Nelayan semarang

Nelayan Semarang Mulai Rasakan Dampak Positif Aksi Mangrove PAMA Group

​SEMARANG – Aksi nyata penanaman 2.000 bibit mangrove oleh PAMA Group bersama insan media di pesisir Mangunharjo kini mulai membawa angin segar bagi warga lokal. Pada Kamis (25/6/2026), sejumlah nelayan setempat menyatakan sangat diuntungkan dan menyambut baik program rehabilitasi pesisir tersebut.

​Bagi para nelayan, keberadaan hutan mangrove bukan sekadar penghijauan, melainkan investasi jangka panjang bagi mata pencaharian mereka. Kawasan hutan mangrove yang lestari berfungsi sebagai tempat memijah (spawning ground) dan berkembang biak bagi berbagai biota laut, seperti ikan, kepiting, dan udang.

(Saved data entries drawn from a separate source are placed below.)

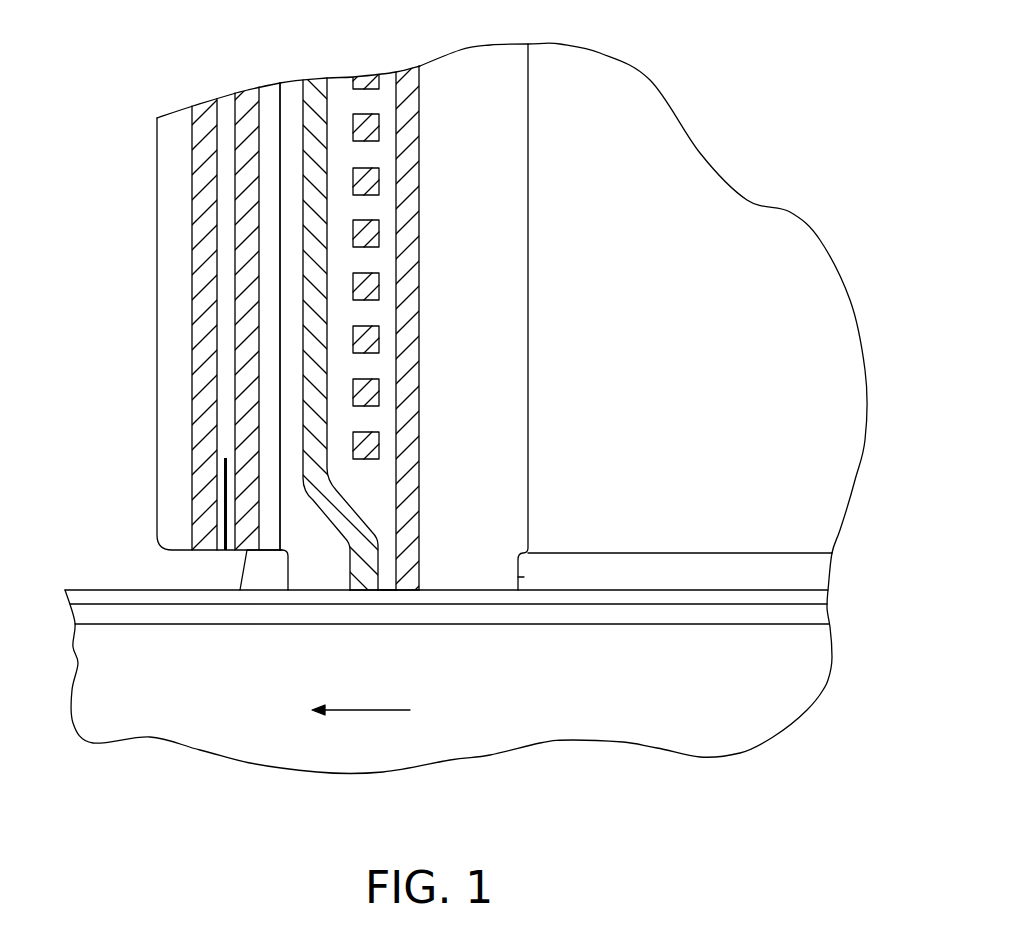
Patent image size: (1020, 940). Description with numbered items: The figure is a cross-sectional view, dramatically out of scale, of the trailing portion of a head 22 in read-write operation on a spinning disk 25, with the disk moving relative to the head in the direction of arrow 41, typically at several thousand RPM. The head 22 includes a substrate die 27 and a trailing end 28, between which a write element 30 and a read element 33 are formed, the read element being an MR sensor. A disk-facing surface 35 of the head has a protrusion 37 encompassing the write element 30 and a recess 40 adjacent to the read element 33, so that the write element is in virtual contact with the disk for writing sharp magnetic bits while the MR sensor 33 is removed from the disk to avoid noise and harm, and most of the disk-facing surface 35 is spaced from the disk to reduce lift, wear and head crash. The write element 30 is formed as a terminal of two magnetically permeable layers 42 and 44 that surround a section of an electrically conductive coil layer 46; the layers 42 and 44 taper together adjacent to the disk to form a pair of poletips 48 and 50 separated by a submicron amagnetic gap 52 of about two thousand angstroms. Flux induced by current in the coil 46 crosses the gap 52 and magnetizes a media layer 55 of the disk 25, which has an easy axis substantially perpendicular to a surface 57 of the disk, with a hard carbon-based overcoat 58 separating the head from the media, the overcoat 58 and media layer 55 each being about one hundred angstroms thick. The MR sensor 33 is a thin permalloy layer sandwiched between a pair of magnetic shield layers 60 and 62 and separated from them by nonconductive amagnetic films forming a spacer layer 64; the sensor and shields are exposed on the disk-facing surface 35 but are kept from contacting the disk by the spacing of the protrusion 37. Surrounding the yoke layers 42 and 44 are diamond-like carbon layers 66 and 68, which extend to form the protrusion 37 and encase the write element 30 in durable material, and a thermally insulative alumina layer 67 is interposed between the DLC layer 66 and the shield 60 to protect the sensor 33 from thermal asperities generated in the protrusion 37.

The head 22 is at (836, 186).
The spinning disk 25 is at (836, 742).
The substrate die 27 is at (695, 419).
The trailing end 28 is at (146, 348).
The write element 30 is at (440, 545).
The read element 33 is at (224, 497).
The disk-facing surface 35 is at (712, 566).
The protrusion 37 is at (518, 577).
The recess 40 is at (242, 591).
The arrow 41 is at (368, 712).
The magnetically permeable layer 42 is at (315, 75).
The magnetically permeable layer 44 is at (420, 125).
The electrically conductive coil layer 46 is at (380, 187).
The poletip 48 is at (365, 591).
The poletip 50 is at (412, 591).
The amagnetic gap 52 is at (387, 591).
The media layer 55 is at (655, 625).
The surface of the disk 57 is at (100, 578).
The overcoat 58 is at (167, 605).
The magnetic shield layer 60 is at (237, 148).
The magnetic shield layer 62 is at (157, 254).
The spacer layer 64 is at (215, 379).
The diamond-like carbon layer 66 is at (293, 75).
The thermally insulative alumina layer 67 is at (273, 80).
The diamond-like carbon layer 68 is at (528, 325).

​Sutrisno, salah satu nelayan yang kerap melaut di kawasan Mangunharjo, mengungkapkan rasa terima kasihnya atas inisiatif yang dilakukan oleh PAMA Group. Menurutnya, abrasi yang kian mengikis pantai belakangan ini membuat wilayah tangkapan ikan semakin menjauh.

​"Kami sangat diuntungkan dengan adanya penanaman mangrove ini. Kalau mangrovenya lebat, ikan dan kepiting bakau otomatis akan banyak yang bersarang di sini. Kami tidak perlu melaut terlalu jauh ke tengah, yang artinya bisa menghemat biaya bahan bakar bakar (BBM)," ungkap Sutrisno, Kamis (25/6/2026).

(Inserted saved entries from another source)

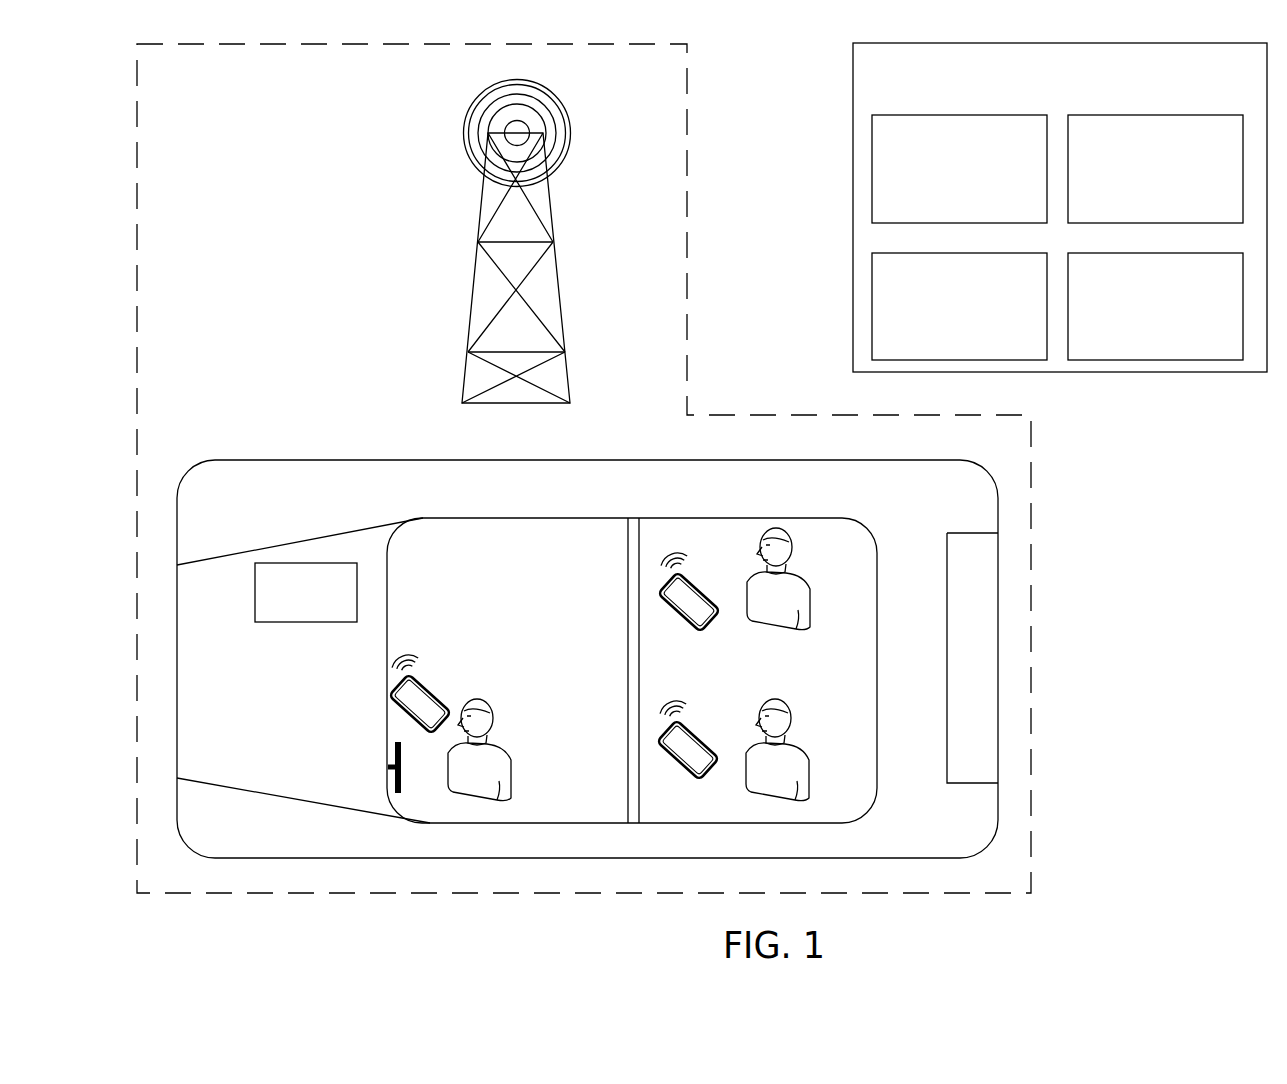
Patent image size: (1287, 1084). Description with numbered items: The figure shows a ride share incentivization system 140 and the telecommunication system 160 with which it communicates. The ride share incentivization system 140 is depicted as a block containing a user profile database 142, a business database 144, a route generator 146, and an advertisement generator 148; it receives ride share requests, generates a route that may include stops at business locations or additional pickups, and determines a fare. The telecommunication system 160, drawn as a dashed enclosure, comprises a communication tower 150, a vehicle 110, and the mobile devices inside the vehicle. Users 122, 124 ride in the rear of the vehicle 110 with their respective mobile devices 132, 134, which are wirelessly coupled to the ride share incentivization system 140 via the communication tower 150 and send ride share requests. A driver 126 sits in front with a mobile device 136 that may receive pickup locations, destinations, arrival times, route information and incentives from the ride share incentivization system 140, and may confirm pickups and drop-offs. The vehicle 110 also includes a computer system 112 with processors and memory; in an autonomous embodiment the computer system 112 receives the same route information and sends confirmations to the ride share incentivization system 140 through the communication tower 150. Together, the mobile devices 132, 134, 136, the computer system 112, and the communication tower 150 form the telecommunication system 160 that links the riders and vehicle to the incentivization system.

The vehicle 110 is at (282, 482).
The computer system 112 is at (324, 604).
The user 122 is at (787, 528).
The user 124 is at (788, 708).
The driver 126 is at (490, 707).
The mobile device 132 is at (657, 593).
The mobile device 134 is at (658, 742).
The mobile device 136 is at (390, 692).
The ride share incentivization system 140 is at (1078, 105).
The user profile database 142 is at (979, 210).
The business database 144 is at (1175, 210).
The route generator 146 is at (979, 348).
The advertisement generator 148 is at (1175, 348).
The communication tower 150 is at (557, 160).
The telecommunication system 160 is at (228, 107).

​Selain meningkatkan potensi tangkapan, keberadaan jajaran mangrove baru ini juga diproyeksikan mampu menjadi benteng pelindung pemukiman nelayan dan perahu-perahu mereka dari ancaman gelombang besar serta abrasi pantai yang kerap melanda pesisir Semarang.

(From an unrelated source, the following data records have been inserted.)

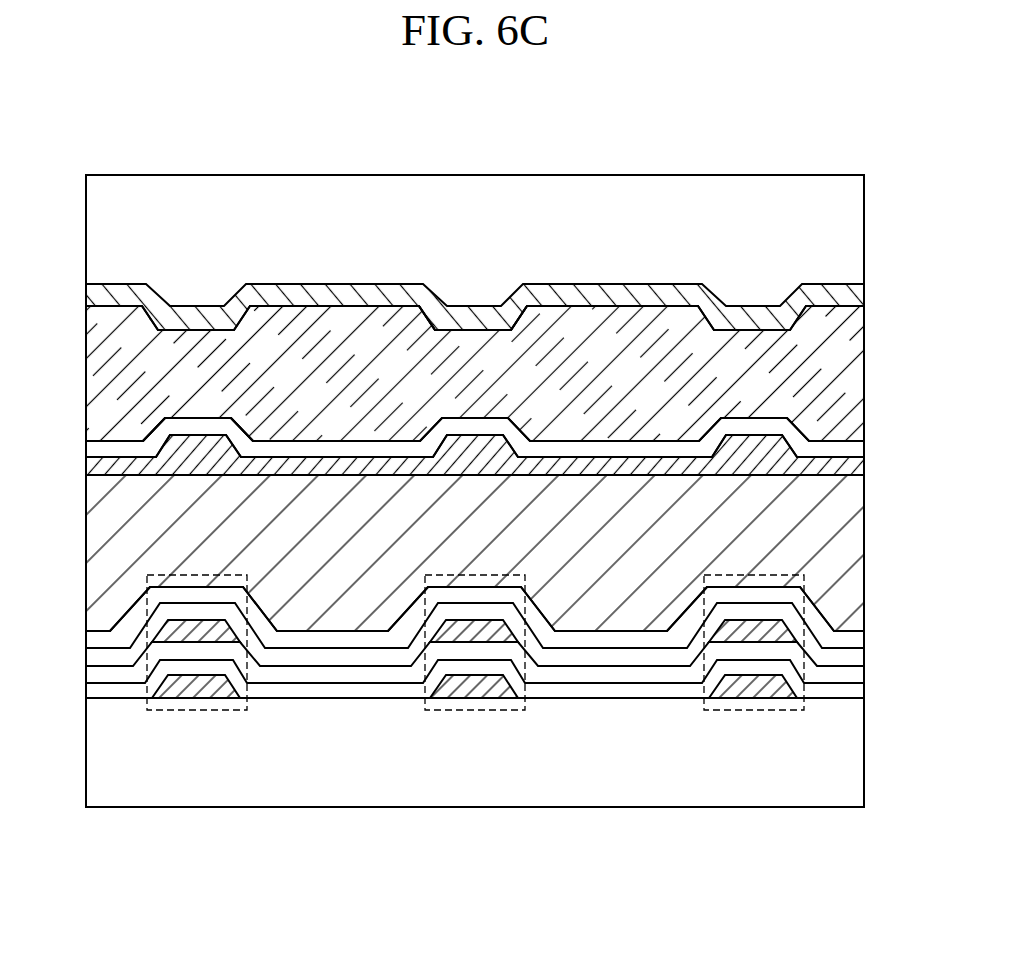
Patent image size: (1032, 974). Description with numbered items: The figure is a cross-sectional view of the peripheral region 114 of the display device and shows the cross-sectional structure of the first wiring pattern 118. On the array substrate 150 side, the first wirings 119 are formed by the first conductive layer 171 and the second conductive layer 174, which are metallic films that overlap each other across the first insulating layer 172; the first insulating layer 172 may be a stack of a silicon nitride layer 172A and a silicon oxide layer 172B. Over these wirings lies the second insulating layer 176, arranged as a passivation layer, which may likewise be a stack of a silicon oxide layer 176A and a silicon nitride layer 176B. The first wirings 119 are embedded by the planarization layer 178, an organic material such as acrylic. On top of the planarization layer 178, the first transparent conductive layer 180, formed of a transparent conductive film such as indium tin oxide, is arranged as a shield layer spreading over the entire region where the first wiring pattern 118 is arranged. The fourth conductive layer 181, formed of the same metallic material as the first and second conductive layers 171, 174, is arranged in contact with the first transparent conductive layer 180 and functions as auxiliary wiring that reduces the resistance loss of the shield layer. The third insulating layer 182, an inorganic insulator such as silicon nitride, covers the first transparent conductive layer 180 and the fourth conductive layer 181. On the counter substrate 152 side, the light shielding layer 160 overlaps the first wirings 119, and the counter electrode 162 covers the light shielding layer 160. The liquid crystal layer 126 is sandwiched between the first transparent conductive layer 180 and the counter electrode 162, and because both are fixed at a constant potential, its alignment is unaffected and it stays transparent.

The peripheral region 114 is at (145, 141).
The first wiring pattern 118 is at (467, 762).
The first wirings 119 is at (732, 912).
The liquid crystal layer 126 is at (92, 372).
The array substrate 150 is at (857, 747).
The counter substrate 152 is at (856, 229).
The light shielding layer 160 is at (482, 300).
The counter electrode 162 is at (652, 300).
The first conductive layer 171 is at (196, 690).
The first insulating layer 172 is at (475, 738).
The silicon nitride layer 172A is at (587, 688).
The silicon oxide layer 172B is at (652, 668).
The second conductive layer 174 is at (483, 640).
The second insulating layer 176 is at (475, 764).
The silicon oxide layer 176A is at (312, 659).
The silicon nitride layer 176B is at (373, 638).
The planarization layer 178 is at (92, 550).
The first transparent conductive layer 180 is at (850, 465).
The fourth conductive layer 181 is at (197, 440).
The third insulating layer 182 is at (92, 449).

​Dampak langsung terhadap perekonomian warga inilah yang memang menjadi salah satu target utama PAMA Group melalui tema “Media Collaboration for Sustainable Coastal Future”.

​Dengan menggandeng akademisi dari Universitas Negeri Semarang (UNNES) dalam proses penanaman sebelumnya, diharapkan pertumbuhan 2.000 bibit mangrove ini dapat terus dipantau secara ilmiah agar tingkat keberhasilan hidup tanaman (survival rate) tetap tinggi.

​Melalui sinergi yang harmonis antara pelestarian alam dan pemberdayaan ekonomi, aksi lingkungan PAMA Group tidak hanya berhasil memitigasi perubahan iklim, tetapi juga menjadi motor penggerak kesejahteraan bagi masyarakat pesisir Semarang secara berkelanjutan.